Puis, en 2002, l’étude américaine Women’s Health Initiative (WHI), menée auprès de plus de 160000 femmes de 50 à 79 ans, a montré que l’hormonothérapie augmentait les risques de crise cardiaque et d’accident vasculaire cérébral, de cancer du sein et de démence. Résultats: nombre de médecins ont conseillé à leurs patientes de l’abandonner, ce que 50% des utilisatrices nord-américaines ont fait.

Mais voilà qu’en janvier dernier, la Société des obstétriciens et gynécologues du Canada publiait de nouvelles directives cliniques sur la ménopause. Après une analyse fouillée des données, la SOGC concluait que «l’hormonothérapie est une option viable et sûre pour bon nombre de femmes, pourvu qu’elle soit mise en œuvre au début de la ménopause et qu’elle serve, à court terme, à soulager des symptômes occasionnant des difficultés».

Peu après, le New England Journal of Medicine diffusait les résultats d’une recherche démontrant que le traitement hormonal, composé d’une combinaison d’œstrogène et de progestérone, augmentait bel et bien le risque de cancer du sein! De quoi y perdre son latin...

Le risque de cancer du sein expliqué


«On savait bien avant l’étude américaine que les femmes qui suivent une hormonothérapie (HT) durant plus de quatre ans augmentent légèrement leur risque de cancer du sein», souligne la Dre Sylvie Dodin, professeure au Département d’obstétrique et de gynécologie de l’Université Laval, directrice du Centre Ménopause Québec, chercheuse clinicienne et consultante en santé publique. On parle d’une hausse de 26% de risque de cancer du sein après 4 ans d’utilisation. «Cela signifie que, sur 10000 femmes qui ne prennent pas d’hormones, 20 auront un cancer du sein alors que sur 10000 qui prennent des hormones, 26 en développeront un», explique la Dre Dodin.
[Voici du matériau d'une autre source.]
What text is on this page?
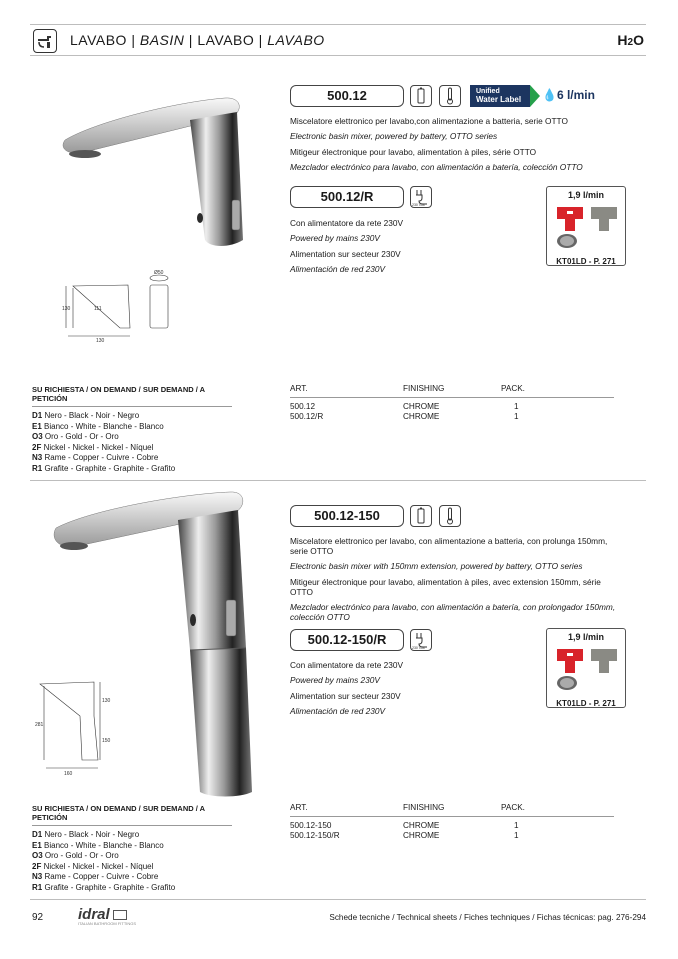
LAVABO | BASIN | LAVABO | LAVABO	H2O
130	111
130
Ø50
500.12	Unified
Water Label	💧6 l/min

Miscelatore elettronico per lavabo,con alimentazione a batteria, serie OTTO

Electronic basin mixer, powered by battery, OTTO series

Mitigeur électronique pour lavabo, alimentation à piles, série OTTO

Mezclador electrónico para lavabo, con alimentación a batería, colección OTTO

500.12/R
230 Volt

Con alimentatore da rete 230V

Powered by mains 230V

Alimentation sur secteur 230V

Alimentación de red 230V

1,9 l/min
KT01LD - P. 271
SU RICHIESTA / ON DEMAND / SUR DEMAND / A PETICIÓN
D1 Nero - Black - Noir - Negro
E1 Bianco - White - Blanche - Blanco
O3 Oro - Gold - Or - Oro
2F Nickel - Nickel - Nickel - Níquel
N3 Rame - Copper - Cuivre - Cobre
R1 Grafite - Graphite - Graphite - Grafito
ART.	FINISHING	PACK.
500.12	CHROME	1
500.12/R	CHROME	1
281
130
150
160
500.12-150

Miscelatore elettronico per lavabo, con alimentazione a batteria, con prolunga 150mm, serie OTTO

Electronic basin mixer with 150mm extension, powered by battery, OTTO series

Mitigeur électronique pour lavabo, alimentation à piles, avec extension 150mm, série OTTO

Mezclador electrónico para lavabo, con alimentación a batería, con prolongador 150mm, colección OTTO

500.12-150/R
230 Volt

Con alimentatore da rete 230V

Powered by mains 230V

Alimentation sur secteur 230V

Alimentación de red 230V

1,9 l/min
KT01LD - P. 271
SU RICHIESTA / ON DEMAND / SUR DEMAND / A PETICIÓN
D1 Nero - Black - Noir - Negro
E1 Bianco - White - Blanche - Blanco
O3 Oro - Gold - Or - Oro
2F Nickel - Nickel - Nickel - Níquel
N3 Rame - Copper - Cuivre - Cobre
R1 Grafite - Graphite - Graphite - Grafito
ART.	FINISHING	PACK.
500.12-150	CHROME	1
500.12-150/R	CHROME	1
92 idral
ITALIAN BATHROOM FITTINGS
Schede tecniche / Technical sheets / Fiches techniques / Fichas técnicas: pag. 276-294
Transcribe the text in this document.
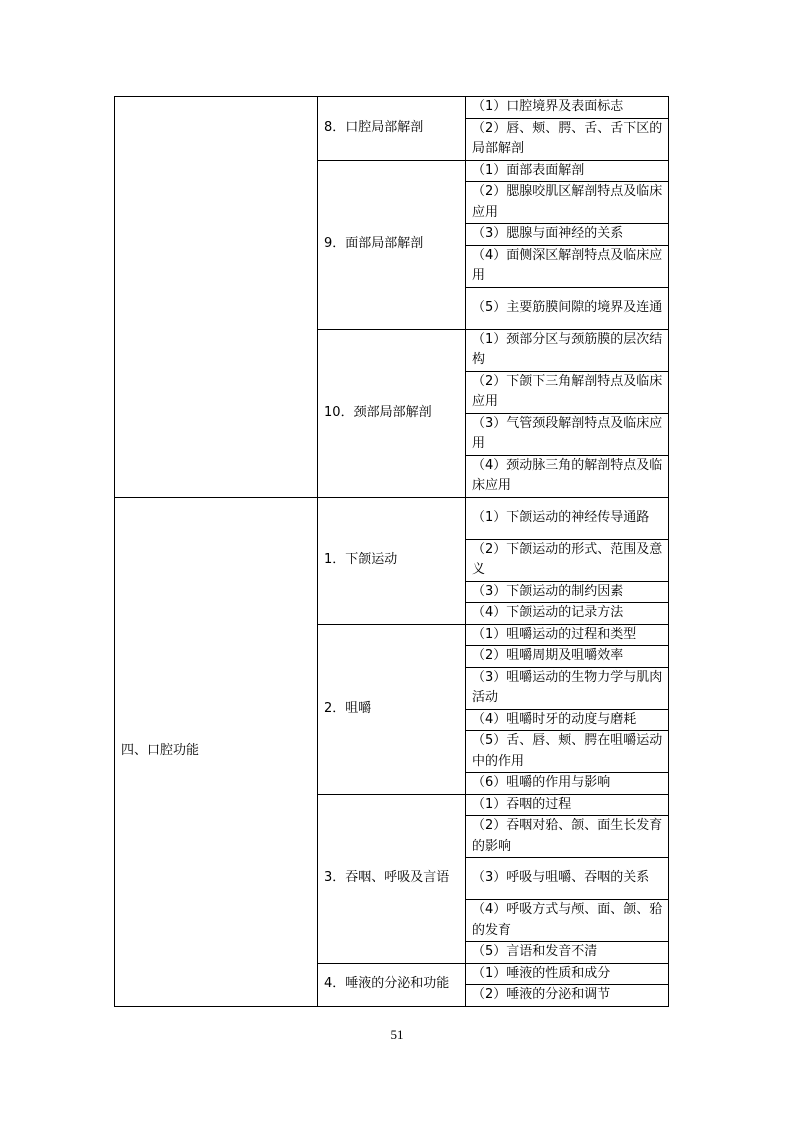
	8．口腔局部解剖	（1）口腔境界及表面标志
		（2）唇、颊、腭、舌、舌下区的局部解剖
	9．面部局部解剖	（1）面部表面解剖
		（2）腮腺咬肌区解剖特点及临床应用
		（3）腮腺与面神经的关系
		（4）面侧深区解剖特点及临床应用
		（5）主要筋膜间隙的境界及连通
	10．颈部局部解剖	（1）颈部分区与颈筋膜的层次结构
		（2）下颌下三角解剖特点及临床应用
		（3）气管颈段解剖特点及临床应用
		（4）颈动脉三角的解剖特点及临床应用
四、口腔功能	1．下颌运动	（1）下颌运动的神经传导通路
		（2）下颌运动的形式、范围及意义
		（3）下颌运动的制约因素
		（4）下颌运动的记录方法
	2．咀嚼	（1）咀嚼运动的过程和类型
		（2）咀嚼周期及咀嚼效率
		（3）咀嚼运动的生物力学与肌肉活动
		（4）咀嚼时牙的动度与磨耗
		（5）舌、唇、颊、腭在咀嚼运动中的作用
		（6）咀嚼的作用与影响
	3．吞咽、呼吸及言语	（1）吞咽的过程
		（2）吞咽对𬌗、颌、面生长发育的影响
		（3）呼吸与咀嚼、吞咽的关系
		（4）呼吸方式与颅、面、颌、𬌗的发育
		（5）言语和发音不清
	4．唾液的分泌和功能	（1）唾液的性质和成分
		（2）唾液的分泌和调节
51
L’hormonothérapie serait donc responsable de 6 cas de plus de cancer du sein par tranche de 10000 femmes par année: voilà ce que montrent les études. «En tant qu’épidémiologiste en santé publique qui s’adresse à l’ensemble de la population, je dirais que l’hormonothérapie ne devrait pas être prescrite à toutes les femmes à la ménopause parce qu’on élève leur risque de cancer du sein, sans diminuer le risque de maladies cardiovasculaires comme on le croyait autrefois», poursuit-elle.

Mais son attitude change quand elle se trouve devant une femme qui a des bouffées de chaleur à n’en plus finir, qui se réveille fatiguée ou ne dort pas la nuit, ne fait plus d’exercice par crainte de nouvelles bouffées de chaleur, ne surveille plus son alimentation parce qu’elle est déprimée et gagne du poids... «Elle a le droit de prendre une décision éclairée par rapport à l’hormonothérapie, dit-elle. Surtout si elle ne fait plus d’exercice: elle va prendre du poids... ce qui augmente son risque de cancer du sein!»

«Les effets nocifs de l’hormonothérapie sont restreints, insiste le Dr Michel Fortier, professeur au département d’obstétrique et de gynécologie de l’Université Laval et coauteur de la mise à jour des avis médicaux au sujet de la ménopause. C’est ce qu’il y a de meilleur pour soulager les symptômes vasomoteurs – bouffées de chaleur, troubles du sommeil... Et il y a une réaction en chaîne: une fois cet aspect réglé, plusieurs symptômes s’atténuent.»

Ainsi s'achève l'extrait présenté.